How I Capture Reading Notes in Obsidian

In addition to automating my daily notes with Obsidian, it quickly became clear to me that Obsidian‘s note-linking capabilities would allow me to capture my reading notes in Obsidian in a really useful way. Moreover, because of Obsidian’s powerful linking capability, it occurred to me that my Obsidian vault could serve as a database for my reading. To describe how I managed to do this (so far) in a step-by-step manner will required a little history first.

A Brief History of My Reading List

I began keeping a list of every book I finished reading back on January 1, 1996. Although I am no longer certain of why I started keeping the list (was it part of a New Year’s resolution?) I am fairly certain that I was influenced by an early reading list I found on the Internet, Eric W. Leuliette’s “What I Have Read Since 1974“.

As a developer (even back then), I decided I would build an elaborate relational database to store my reading list. Over the years, it went through many iterations, and forms. When time became short, I moved the list out of the database and into Excel, or Google Sheets. Finally, several years ago, I settled on a plain text file using Markdown format, and that is how I’ve kept my list ever since.

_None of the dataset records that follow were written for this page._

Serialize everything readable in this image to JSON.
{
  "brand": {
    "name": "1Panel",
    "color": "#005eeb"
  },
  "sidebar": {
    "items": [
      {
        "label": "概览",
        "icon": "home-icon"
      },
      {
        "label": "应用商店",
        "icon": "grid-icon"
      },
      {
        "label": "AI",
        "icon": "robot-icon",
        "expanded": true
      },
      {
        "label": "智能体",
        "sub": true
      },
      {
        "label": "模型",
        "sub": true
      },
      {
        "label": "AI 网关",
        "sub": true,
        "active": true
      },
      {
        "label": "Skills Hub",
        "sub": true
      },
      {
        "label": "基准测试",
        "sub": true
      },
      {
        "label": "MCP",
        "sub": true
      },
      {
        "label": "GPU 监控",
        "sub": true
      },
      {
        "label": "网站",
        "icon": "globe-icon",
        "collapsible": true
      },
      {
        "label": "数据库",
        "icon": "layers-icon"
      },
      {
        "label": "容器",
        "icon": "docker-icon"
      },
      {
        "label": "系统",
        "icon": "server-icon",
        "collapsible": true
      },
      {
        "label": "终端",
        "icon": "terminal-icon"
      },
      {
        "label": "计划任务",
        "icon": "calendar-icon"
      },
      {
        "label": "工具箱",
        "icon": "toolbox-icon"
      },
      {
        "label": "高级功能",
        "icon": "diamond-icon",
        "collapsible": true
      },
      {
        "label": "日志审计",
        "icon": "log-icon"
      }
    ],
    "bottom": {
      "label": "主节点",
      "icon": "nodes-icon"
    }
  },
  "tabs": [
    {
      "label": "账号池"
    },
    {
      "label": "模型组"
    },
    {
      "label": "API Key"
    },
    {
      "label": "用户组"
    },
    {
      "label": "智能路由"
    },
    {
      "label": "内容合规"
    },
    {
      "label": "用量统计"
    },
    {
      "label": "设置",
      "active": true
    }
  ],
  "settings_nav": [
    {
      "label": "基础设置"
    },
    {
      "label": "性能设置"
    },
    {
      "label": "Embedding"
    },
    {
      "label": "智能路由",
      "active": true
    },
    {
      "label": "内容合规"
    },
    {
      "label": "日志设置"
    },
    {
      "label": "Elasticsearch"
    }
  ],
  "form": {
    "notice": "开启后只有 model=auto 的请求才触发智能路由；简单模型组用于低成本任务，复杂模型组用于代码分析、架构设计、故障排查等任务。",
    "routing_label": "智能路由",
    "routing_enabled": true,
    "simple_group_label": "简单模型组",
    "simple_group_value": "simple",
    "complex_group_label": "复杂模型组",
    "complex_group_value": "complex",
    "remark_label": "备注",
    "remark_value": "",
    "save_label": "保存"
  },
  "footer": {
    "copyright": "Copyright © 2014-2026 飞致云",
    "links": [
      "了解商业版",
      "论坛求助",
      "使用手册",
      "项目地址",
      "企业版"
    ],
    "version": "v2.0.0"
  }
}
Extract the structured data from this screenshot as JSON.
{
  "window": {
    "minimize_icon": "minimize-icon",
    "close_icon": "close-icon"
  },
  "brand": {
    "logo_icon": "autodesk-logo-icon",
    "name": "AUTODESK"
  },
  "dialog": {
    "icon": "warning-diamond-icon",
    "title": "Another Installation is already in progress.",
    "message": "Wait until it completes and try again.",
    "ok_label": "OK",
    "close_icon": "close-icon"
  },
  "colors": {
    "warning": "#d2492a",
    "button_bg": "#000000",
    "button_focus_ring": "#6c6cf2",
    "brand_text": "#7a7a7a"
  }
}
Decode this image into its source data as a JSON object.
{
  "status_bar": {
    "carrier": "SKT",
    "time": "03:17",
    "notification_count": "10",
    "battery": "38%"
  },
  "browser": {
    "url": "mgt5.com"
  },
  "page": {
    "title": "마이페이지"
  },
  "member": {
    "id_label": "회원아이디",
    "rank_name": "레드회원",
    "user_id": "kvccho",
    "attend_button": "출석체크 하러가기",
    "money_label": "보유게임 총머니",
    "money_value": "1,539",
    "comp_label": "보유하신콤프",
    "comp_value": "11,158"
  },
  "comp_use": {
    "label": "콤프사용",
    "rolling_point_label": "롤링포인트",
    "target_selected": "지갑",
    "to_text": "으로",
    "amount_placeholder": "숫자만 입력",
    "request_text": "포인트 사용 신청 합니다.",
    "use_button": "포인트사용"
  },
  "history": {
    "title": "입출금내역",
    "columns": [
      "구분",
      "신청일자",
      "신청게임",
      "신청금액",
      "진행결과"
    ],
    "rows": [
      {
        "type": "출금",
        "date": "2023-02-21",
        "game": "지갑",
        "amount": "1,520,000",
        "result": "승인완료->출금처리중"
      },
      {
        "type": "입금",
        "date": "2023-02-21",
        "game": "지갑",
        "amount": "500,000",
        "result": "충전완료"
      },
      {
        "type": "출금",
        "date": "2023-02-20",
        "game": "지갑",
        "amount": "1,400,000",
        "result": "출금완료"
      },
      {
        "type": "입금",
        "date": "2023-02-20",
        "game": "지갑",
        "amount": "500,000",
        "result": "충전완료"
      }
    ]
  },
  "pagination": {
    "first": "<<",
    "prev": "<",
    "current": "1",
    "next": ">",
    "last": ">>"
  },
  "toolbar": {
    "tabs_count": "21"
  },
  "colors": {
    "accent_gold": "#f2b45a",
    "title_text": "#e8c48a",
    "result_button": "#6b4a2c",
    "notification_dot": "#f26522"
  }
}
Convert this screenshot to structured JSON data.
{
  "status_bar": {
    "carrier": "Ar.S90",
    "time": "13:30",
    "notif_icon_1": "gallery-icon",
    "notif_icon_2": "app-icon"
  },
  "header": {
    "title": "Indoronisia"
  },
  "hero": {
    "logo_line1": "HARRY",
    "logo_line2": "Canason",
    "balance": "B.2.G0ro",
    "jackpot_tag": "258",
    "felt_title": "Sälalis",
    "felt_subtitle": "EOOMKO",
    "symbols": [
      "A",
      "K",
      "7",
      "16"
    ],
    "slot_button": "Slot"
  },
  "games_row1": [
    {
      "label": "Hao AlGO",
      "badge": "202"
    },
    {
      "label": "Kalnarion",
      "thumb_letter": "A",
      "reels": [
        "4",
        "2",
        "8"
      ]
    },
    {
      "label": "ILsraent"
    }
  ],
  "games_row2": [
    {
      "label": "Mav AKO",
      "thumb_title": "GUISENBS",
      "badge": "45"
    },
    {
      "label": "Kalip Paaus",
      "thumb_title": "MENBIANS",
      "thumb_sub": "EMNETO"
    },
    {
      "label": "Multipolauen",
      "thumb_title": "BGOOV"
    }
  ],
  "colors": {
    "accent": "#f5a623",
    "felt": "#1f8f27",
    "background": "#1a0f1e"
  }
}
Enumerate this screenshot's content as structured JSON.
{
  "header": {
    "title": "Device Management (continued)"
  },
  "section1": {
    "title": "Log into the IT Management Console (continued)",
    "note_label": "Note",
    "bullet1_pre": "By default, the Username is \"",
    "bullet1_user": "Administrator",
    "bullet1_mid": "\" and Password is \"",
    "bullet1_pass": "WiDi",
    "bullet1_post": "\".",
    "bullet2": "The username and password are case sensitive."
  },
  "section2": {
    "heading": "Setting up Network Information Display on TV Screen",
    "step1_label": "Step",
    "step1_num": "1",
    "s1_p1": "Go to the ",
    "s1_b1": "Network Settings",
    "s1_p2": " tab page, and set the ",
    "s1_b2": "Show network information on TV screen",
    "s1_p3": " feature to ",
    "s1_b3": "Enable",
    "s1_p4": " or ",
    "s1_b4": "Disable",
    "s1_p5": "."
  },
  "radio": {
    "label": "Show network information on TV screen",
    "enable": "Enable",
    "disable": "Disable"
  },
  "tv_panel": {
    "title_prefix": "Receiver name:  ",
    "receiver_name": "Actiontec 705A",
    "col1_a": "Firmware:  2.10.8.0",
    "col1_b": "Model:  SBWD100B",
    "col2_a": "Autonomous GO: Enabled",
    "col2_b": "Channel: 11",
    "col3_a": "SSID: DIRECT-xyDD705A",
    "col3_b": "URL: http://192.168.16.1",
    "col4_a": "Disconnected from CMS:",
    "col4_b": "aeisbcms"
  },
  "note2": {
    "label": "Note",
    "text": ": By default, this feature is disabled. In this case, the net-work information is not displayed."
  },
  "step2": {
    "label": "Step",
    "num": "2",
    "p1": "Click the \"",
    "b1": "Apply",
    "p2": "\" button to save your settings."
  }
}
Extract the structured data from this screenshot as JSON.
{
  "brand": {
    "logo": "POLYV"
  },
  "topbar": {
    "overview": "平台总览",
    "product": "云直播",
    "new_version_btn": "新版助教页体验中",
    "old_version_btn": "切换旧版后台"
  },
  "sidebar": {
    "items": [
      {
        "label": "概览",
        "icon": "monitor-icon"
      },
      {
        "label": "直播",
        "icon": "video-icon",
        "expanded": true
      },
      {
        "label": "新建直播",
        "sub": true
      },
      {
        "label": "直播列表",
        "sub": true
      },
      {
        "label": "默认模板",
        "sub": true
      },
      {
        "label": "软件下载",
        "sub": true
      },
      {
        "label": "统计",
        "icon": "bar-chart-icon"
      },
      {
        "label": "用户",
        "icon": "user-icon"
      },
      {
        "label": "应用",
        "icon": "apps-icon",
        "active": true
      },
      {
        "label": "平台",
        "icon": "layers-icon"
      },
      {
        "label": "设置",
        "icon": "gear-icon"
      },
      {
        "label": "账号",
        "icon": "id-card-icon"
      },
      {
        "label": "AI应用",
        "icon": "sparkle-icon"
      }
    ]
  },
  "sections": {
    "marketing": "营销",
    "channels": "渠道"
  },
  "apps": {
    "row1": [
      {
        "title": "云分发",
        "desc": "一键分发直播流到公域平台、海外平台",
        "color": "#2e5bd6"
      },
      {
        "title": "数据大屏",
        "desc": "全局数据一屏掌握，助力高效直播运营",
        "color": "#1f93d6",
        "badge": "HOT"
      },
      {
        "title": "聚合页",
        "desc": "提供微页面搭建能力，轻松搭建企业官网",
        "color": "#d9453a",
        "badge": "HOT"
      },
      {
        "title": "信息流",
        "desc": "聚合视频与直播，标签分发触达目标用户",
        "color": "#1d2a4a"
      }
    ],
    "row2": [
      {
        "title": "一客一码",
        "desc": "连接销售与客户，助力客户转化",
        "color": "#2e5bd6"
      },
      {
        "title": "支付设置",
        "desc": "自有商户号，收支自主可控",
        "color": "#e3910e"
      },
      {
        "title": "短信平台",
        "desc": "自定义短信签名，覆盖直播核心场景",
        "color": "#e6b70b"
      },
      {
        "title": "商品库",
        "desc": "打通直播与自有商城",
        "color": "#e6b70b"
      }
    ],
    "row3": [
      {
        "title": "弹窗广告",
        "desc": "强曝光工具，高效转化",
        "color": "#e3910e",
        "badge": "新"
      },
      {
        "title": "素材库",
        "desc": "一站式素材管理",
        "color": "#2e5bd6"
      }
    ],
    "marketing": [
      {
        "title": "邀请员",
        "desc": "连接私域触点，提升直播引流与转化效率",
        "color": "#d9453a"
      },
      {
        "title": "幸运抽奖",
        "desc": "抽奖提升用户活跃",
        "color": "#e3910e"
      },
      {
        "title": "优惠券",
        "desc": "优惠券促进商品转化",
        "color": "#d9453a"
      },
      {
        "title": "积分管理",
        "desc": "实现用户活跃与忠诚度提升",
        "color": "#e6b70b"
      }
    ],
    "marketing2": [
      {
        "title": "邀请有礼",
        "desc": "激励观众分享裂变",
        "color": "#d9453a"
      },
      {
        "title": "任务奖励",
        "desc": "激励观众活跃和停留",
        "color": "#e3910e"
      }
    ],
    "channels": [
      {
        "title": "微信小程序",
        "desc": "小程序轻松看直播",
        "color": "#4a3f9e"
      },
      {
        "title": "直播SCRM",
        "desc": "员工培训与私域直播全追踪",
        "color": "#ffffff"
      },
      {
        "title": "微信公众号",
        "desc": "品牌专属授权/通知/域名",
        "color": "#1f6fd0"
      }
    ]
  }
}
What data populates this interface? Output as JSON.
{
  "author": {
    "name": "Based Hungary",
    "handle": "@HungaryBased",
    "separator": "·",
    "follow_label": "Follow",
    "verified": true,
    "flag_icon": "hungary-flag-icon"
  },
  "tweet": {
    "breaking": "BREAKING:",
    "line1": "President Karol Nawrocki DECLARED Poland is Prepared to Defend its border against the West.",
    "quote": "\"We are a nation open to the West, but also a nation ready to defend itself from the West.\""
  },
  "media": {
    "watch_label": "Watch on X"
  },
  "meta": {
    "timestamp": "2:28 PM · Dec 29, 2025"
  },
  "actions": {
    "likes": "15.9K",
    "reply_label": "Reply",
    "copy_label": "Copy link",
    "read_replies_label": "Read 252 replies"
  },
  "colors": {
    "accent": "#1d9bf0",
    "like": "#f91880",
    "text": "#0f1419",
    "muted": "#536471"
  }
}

But I’ve been bothered by shortcomings on this list. There are redundancies I don’t like about it. I have no easy way of referring to books or authors separate from the list. There are things I’d like to automate about it but that the format makes tricky.

A Brief History of My Reading Notes

With all of the reading I do, I have trouble remembering important details of what I read about. So I started keeping notes on my reading. This evolved out of how I kept notes on my reading back in college, and has continued to evolve over the decades since. It was in college that I first decided it was okay for me to write in my books. After all, if I was spending so much money on them, I might as well make them my own, right?

These days, I highlight books, writing margins, and with e-books, I highlight and make short notes on my Kindle devices and apps. But I still have no good way of aggregating these notes into useful groups, categories, and certainly no way of readily searching them.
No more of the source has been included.